Music Man

Kingwood Park alum Matt Daspit chases his dreams in Nashville.

Kingwood Park alum Matt Daspit plays the keyboard during a performance with Nina Baumer at John’s Hopkins University.

Jacob Valcarce, Staff Writer

Receptionist Criss Daspit and her friends were at a playdate for their children when her 2-year-old son Matt started playing “Twinkle, Twinkle Little Star” on his little keyboard. He had no music to look at and no one was helping him.
“We knew something was different when he did that,” Daspit said. “He must have heard it on either ‘Little Bear,’ or ‘Sesame Street,’ or those types of programs that we used to watch when he was a little guy.”

Matt Daspit at age 4 welcomes guests while playing the keyboard at a Christmas show at the Houston Symphony. He received a small wooden keyboard when he was 2. Soon after, he started playing “Twinkle, Twinkle Little Star” after hearing the song on TV. “Hey, how did he figure that out?” Criss Daspit asked her husband. “I didn’t know, my husband didn’t know. I knew I would never forget that.” (Submitted by Matt Daspit)

The natural gift carried him from Kingwood Park to the Berklee College of Music in Boston. Now, Matt Daspit is an aspiring musician in Nashville.
“I always played classical music for him when I was pregnant with him, and he was exposed to that early,” Criss Daspit said.
By the time Matt was 4, his mom tried to sign him up for piano lessons at Kingwood Music School. He had to go through a special interview process because he was so young.
“She asked him to play several little tunes, and he knew them just by the gift of ear that he had,” Criss Daspit said. “She said, ‘I will take him.’”
He started lessons there at the age of 4 and continued with the same teacher until his junior year.
As a teen, Matt was on the football team, in the band and in student council. He was athletic, but his passion was music. He attended Lone Star College after graduating from Kingwood Park in 2012 and eventually auditioned and was accepted into the prestigious Berklee College of Music in Boston.
“In some of my classrooms, my desk was a piano,” he said. “The whole class was just playing and listening. There was no writing or books involved. I mean, there was sheet music, but no lectures. It was mostly just taking turns playing or playing as a group.”
His experiences in Boston were vast. His band Redwood Honey toured with Eddie Money before he passed away. His Berklee graduation included appearances by celebrities such as Justin Timberlake and Missy Elliott.
“I learned how to protect myself as a musician in a world where a lot of people are trying to take advantage of you and your talents,” Daspit said. “It was a lot more than just playing my instrument and going to Berklee.”

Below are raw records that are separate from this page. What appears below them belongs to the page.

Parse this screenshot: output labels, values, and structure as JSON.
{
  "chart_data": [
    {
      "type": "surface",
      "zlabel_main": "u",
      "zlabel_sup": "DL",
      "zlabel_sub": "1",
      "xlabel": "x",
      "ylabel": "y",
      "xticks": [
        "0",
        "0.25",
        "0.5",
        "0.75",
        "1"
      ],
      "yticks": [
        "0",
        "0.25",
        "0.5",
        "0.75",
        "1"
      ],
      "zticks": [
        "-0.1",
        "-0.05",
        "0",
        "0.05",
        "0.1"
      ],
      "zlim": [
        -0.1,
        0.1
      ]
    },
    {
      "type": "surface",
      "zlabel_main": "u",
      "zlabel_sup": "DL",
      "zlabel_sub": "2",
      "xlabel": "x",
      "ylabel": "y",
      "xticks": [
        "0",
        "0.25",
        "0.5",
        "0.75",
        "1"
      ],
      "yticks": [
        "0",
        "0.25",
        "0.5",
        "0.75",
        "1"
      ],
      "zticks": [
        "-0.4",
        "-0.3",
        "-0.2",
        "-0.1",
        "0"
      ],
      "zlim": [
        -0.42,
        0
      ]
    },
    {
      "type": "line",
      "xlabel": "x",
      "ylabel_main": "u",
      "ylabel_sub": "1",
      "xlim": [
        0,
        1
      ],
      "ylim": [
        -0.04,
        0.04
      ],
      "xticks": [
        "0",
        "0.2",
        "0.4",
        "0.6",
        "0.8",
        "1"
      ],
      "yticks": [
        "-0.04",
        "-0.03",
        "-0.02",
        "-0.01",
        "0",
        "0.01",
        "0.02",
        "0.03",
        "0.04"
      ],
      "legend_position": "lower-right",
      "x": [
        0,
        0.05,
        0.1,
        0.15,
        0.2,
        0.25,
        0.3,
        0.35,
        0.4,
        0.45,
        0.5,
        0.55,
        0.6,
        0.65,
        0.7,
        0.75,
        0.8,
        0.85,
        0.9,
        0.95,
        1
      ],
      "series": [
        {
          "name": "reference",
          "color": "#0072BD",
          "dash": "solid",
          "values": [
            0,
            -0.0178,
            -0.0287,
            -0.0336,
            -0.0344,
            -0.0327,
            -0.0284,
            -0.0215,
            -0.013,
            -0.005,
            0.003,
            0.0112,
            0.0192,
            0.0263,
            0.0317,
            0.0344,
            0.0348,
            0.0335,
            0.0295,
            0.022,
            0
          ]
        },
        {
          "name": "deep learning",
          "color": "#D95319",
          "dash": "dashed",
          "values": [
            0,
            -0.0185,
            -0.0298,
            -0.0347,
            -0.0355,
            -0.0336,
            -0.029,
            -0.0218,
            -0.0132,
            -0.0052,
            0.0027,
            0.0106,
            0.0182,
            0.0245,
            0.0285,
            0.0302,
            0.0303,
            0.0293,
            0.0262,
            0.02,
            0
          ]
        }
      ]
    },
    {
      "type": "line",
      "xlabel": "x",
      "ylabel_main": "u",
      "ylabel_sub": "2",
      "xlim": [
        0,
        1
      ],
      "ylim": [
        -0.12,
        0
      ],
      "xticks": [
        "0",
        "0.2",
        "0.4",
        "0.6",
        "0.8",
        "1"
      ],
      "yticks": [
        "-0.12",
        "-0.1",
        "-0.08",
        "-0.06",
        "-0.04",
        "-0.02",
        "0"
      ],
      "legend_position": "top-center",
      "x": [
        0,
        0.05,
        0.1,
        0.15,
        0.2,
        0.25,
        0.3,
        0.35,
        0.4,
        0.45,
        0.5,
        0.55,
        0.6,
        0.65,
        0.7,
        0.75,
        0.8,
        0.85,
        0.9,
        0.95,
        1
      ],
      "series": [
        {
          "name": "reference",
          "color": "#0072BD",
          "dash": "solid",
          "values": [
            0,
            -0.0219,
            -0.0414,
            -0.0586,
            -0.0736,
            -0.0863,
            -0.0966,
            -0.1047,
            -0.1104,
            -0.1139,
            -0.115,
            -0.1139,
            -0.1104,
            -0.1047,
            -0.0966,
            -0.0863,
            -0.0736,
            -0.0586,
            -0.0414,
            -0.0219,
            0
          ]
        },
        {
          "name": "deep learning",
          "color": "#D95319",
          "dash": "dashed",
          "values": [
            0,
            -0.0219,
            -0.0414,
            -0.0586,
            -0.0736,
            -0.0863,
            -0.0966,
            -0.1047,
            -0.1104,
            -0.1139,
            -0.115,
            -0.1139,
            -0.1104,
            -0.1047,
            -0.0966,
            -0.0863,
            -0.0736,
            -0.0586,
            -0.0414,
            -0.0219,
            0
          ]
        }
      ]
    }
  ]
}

Now, Matt Daspit is trying to establish himself in the music scene in Nashville. He bartends at Justin Timberlake’s bar and has performed up and down Broadway Street at various bars, including those owned by Miranda Lambert, Florida Georgia Line and Jason Aldean.
“They call Nashville a 10-year town,” Matt Daspit said. “So basically, you live here and then in 10 years, you see where you’re at and then you kind of reevaluate. If you’re not really doing what you want to be doing, you try something new or try it a different way or move to another city.”
The vision for Matt Daspit in 10 years is clear. He wants to be married to his girlfriend, have kids and a house with a home studio. He wants to make a name for himself in Nashville.
“I’m on good track to do that,” he said. “I have full confidence in myself. It’s just going to take some time and due diligence and hard work, but I think I can accomplish that for sure.”
Some of his musical inspirations include Robert Glasper, Bill Withers, and Silk Sonic’s Anderson Paak. He hopes that someday he gets to tour with artists like them.
Matt Daspit said he has already seen how influential music is and how it can change people. That remains his constant motivation.
“Being able to put a smile on somebody’s face at the end of the day is the goal for bands and musicians,” Matt Daspit said. “Music is a beautiful thing. If you have a passion for it or a hunger to learn, I highly recommend it. Just work hard, stay true to yourself and be kind.”